Entre autres propositions, les citoyens participants suggèrent d'inscrire dans la loi un "droit opposable à l'accompagnement à la fin de vie et aux soins palliatifs" et de débloquer pour cela les budgets nécessaires sur le principe du "quoi qu'il en coûte". Il faudrait également financer des recherches pour mieux soulager la douleur, et développer l'accompagnement des mourants par des psychologues, proposent-ils.

Les conclusions des travaux remises au gouvernement le 2 avril

Lors d'une précédente session de travail, le 19 février, la Convention citoyenne s'était prononcée majoritairement en faveur d'une évolution de la loi pour instaurer une "aide active à mourir". Que cette proposition soit retenue ou pas, cela n'enlève toutefois rien à la nécessité d'améliorer les soins palliatifs, ont insisté dimanche lors d'un point presse quatre des 184 participants.
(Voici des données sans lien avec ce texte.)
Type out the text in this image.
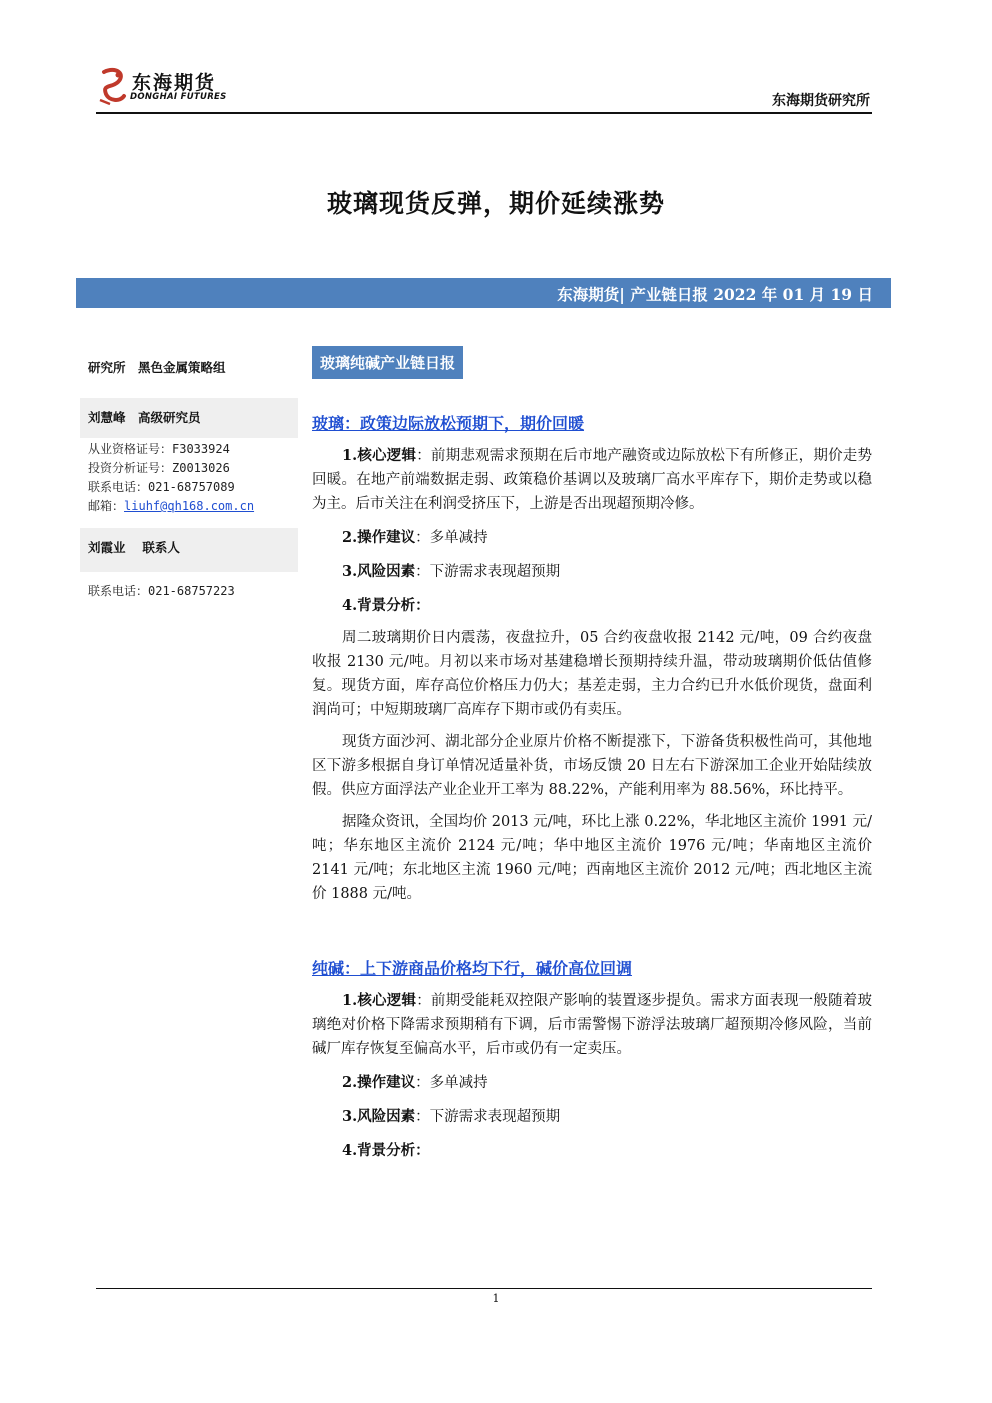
东海期货
DONGHAI FUTURES	东海期货研究所
玻璃现货反弹，期价延续涨势
东海期货| 产业链日报 2022 年 01 月 19 日
研究所　黑色金属策略组
刘慧峰　高级研究员
从业资格证号：F3033924
投资分析证号：Z0013026
联系电话：021-68757089
邮箱：liuhf@qh168.com.cn
刘霞业　 联系人
联系电话：021-68757223
玻璃纯碱产业链日报
玻璃：政策边际放松预期下，期价回暖
1.核心逻辑：前期悲观需求预期在后市地产融资或边际放松下有所修正，期价走势回暖。在地产前端数据走弱、政策稳价基调以及玻璃厂高水平库存下，期价走势或以稳为主。后市关注在利润受挤压下，上游是否出现超预期冷修。
2.操作建议：多单减持
3.风险因素：下游需求表现超预期
4.背景分析：
周二玻璃期价日内震荡，夜盘拉升，05 合约夜盘收报 2142 元/吨，09 合约夜盘收报 2130 元/吨。月初以来市场对基建稳增长预期持续升温，带动玻璃期价低估值修复。现货方面，库存高位价格压力仍大；基差走弱，主力合约已升水低价现货，盘面利润尚可；中短期玻璃厂高库存下期市或仍有卖压。
现货方面沙河、湖北部分企业原片价格不断提涨下，下游备货积极性尚可，其他地区下游多根据自身订单情况适量补货，市场反馈 20 日左右下游深加工企业开始陆续放假。供应方面浮法产业企业开工率为 88.22%，产能利用率为 88.56%，环比持平。
据隆众资讯，全国均价 2013 元/吨，环比上涨 0.22%，华北地区主流价 1991 元/吨；华东地区主流价 2124 元/吨；华中地区主流价 1976 元/吨；华南地区主流价 2141 元/吨；东北地区主流 1960 元/吨；西南地区主流价 2012 元/吨；西北地区主流价 1888 元/吨。
纯碱：上下游商品价格均下行，碱价高位回调
1.核心逻辑：前期受能耗双控限产影响的装置逐步提负。需求方面表现一般随着玻璃绝对价格下降需求预期稍有下调，后市需警惕下游浮法玻璃厂超预期冷修风险，当前碱厂库存恢复至偏高水平，后市或仍有一定卖压。
2.操作建议：多单减持
3.风险因素：下游需求表现超预期
4.背景分析：
1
Cette question des soins palliatifs avait déjà été longuement évoquée lors des sessions de travail précédentes, ont souligné les membres de la Convention, dont certains avaient d'ailleurs publiquement regretté que ce point n'ait pas été mis en avant dans les comptes-rendus des travaux.

La Convention doit encore se réunir du 17 au 19 mars, puis du 31 mars au 2 avril, date à laquelle elle devra remettre ses conclusions au gouvernement. L'exécutif, qui mène parallèlement ses propres consultations, a prévenu qu'il ne reprendrait probablement pas telles quelles les conclusions des citoyens.